Consumer inflation probably edged up for the third month, underscoring risk of a rebound in inflationary pressures if fuel and food prices pick up.
Consumer inflation probably edged up in February for the third straight month, underscoring the risk of a rebound in inflationary pressures if fuel and food prices pick up.
A plunge in global oil prices and weak consumption have driven down inflation in Asia’s third-largest economy to around 5 percent from double digits in 2013, giving room to the central bank to cut interest rates twice so far this year to spur growth.
Consumer prices likely rose 5.2 per cent in February from a year earlier, according to a Reuters’ poll of economists, compared with January’s 5.11 per cent, on higher food prices.
Industrial output, meanwhile, continued to stumble, with growth seen slowing to 0.65 percent in January from December’s 1.70 percent. Both sets of data will be released at around 5:30 p.m. on Thursday.
India, which has long battled volatile prices, formally adopted inflation targeting in February, a historic monetary policy overhaul that marked a victory for Reserve Bank of India Governor Raghuram Rajan. The government and the bank set a consumer inflation target of 4 percent from next year, with a band of plus or minus 2 percentage points.

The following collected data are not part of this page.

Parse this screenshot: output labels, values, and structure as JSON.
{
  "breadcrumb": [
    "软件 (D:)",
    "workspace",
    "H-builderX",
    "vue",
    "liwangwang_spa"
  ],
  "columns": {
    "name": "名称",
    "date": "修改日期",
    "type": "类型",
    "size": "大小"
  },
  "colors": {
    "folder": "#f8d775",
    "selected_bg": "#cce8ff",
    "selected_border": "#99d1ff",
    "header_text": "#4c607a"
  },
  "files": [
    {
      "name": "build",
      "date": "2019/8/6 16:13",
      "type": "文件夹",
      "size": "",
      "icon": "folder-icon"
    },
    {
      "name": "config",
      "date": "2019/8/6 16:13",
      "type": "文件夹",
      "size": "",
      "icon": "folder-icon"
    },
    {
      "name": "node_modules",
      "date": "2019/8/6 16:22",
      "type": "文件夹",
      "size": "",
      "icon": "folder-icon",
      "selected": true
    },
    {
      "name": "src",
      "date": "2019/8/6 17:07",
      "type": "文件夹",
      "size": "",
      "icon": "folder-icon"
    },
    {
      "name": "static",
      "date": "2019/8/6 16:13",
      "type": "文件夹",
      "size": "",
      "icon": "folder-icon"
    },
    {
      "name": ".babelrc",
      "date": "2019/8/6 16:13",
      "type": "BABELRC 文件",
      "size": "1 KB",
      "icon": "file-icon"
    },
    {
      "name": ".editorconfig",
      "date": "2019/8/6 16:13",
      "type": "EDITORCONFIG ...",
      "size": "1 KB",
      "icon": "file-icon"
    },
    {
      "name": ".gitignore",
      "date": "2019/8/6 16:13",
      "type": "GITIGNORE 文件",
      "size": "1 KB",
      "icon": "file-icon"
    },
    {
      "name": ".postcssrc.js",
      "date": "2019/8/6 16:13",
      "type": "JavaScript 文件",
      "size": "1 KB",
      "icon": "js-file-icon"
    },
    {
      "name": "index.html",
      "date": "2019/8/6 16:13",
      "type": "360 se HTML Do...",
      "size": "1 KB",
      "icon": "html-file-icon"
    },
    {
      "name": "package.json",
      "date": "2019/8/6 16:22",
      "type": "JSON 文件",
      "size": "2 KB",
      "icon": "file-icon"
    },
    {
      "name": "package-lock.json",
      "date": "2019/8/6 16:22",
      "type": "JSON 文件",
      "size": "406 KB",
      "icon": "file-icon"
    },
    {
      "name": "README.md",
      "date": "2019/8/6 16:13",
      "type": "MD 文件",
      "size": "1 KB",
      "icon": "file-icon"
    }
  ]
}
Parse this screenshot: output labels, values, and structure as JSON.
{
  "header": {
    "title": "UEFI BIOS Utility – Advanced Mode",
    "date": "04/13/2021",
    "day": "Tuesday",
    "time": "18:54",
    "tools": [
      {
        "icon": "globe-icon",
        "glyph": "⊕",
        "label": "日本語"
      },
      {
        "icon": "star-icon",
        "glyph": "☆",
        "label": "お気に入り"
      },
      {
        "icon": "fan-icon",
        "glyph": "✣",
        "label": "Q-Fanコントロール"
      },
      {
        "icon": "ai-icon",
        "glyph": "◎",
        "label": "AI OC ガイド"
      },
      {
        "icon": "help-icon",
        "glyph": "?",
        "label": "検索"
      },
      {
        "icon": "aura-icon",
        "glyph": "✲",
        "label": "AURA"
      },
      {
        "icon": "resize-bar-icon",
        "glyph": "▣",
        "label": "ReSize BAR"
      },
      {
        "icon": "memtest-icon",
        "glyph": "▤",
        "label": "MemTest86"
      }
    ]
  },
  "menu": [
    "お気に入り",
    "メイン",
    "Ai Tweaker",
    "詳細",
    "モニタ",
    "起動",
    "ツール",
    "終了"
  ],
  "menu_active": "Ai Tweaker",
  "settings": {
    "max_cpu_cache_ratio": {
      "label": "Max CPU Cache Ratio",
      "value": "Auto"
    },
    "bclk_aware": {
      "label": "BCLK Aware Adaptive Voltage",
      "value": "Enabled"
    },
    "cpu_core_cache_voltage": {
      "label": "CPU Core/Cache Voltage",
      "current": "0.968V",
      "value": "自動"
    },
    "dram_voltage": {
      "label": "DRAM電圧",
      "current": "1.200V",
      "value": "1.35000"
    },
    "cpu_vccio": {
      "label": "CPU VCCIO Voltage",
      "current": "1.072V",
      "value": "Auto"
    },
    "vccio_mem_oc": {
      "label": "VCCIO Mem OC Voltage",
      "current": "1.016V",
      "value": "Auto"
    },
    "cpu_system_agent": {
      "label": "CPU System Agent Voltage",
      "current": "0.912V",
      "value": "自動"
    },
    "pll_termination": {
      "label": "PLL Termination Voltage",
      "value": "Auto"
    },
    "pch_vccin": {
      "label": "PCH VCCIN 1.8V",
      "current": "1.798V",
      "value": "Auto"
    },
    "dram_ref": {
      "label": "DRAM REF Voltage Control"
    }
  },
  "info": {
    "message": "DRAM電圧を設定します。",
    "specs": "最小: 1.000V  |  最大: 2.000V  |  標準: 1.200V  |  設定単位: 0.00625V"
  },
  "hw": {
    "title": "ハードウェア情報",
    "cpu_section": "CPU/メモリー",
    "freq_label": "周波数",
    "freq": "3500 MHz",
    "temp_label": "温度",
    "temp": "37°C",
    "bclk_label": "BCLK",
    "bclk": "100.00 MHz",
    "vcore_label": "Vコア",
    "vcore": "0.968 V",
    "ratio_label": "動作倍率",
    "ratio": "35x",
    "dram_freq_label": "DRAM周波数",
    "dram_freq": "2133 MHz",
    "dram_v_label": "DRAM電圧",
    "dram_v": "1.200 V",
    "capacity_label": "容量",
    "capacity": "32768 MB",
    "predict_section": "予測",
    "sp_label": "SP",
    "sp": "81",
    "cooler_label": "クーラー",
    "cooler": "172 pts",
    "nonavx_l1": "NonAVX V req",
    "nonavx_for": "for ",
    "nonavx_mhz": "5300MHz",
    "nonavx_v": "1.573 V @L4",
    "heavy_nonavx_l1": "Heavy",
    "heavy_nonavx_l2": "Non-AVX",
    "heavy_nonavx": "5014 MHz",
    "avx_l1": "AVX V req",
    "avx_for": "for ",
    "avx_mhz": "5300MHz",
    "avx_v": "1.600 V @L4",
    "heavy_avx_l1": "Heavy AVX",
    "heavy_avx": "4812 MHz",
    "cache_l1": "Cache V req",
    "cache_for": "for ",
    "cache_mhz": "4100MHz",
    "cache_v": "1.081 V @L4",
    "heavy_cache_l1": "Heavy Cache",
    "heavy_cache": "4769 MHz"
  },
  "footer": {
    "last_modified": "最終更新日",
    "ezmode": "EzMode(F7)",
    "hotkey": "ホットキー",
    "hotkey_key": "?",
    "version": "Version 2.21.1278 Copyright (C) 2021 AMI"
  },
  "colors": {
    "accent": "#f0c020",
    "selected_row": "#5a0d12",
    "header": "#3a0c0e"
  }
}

Central banks from Asia to Europe and Canada have unleashed a wave of easing in recent months seeking to defuse deflationary pressures and bolster sluggish economic growth.
Among the BRICS group of major emerging economies, China’s consumer inflation picked up in February to 1.4 percent, while in Brazil, inflation hit the highest in a decade at 7.7 percent.
India is a long way from worrying about deflation, but under government and investor pressure to revive flagging growth the Reserve Bank of India (RBI) cut policy rates by 25 basis points last week for the second time this year, acknowledging a deficit cutting roadmap set by the government in the 2015/16 budget.
Many economists see at least one more rate cut this year, but some fear retail inflation could accelerate in coming months after a recent hike in local petrol and diesel prices and a possible seasonal rise in food prices.
“Unseasonal rains in March and the seasonal trend of firming up of vegetable prices as the summer months approach would push up food inflation in the near term,” said Aditi Nayar, an economist at ICRA, the Indian arm of rating agency Moody’s.
Economists expect the RBI will leave rates unchanged in its policy review on April 7, unless retail inflation falls sharply in February.
“If the monsoon is normal and crude oil prices do not stage a sharp rebound, we expect further easing of 25-50 bps over the course of 2015,” said Nayar.
Since taking charge in May, Prime Minister Narendra Modi’s government has taken steps to tame prices, including reining in subsidies and controlling the price paid to farmers of wheat and rice crops.
Finance Minister Arun Jaitley, who presented his first full-year budget last month, has set a growth target of 8.5 percent for the 2015/16 financial year beginning April and inflation at 5 percent by the end of March.
India’s economy is projected to expand at 7.4 percent in the current fiscal year, its fastest pace in three years based on new GDP series estimates.
In a report released on Wednesday, the IMF forecast India’s economy will grow by 7.2 percent this year and by 7.5 percent in the next fiscal year.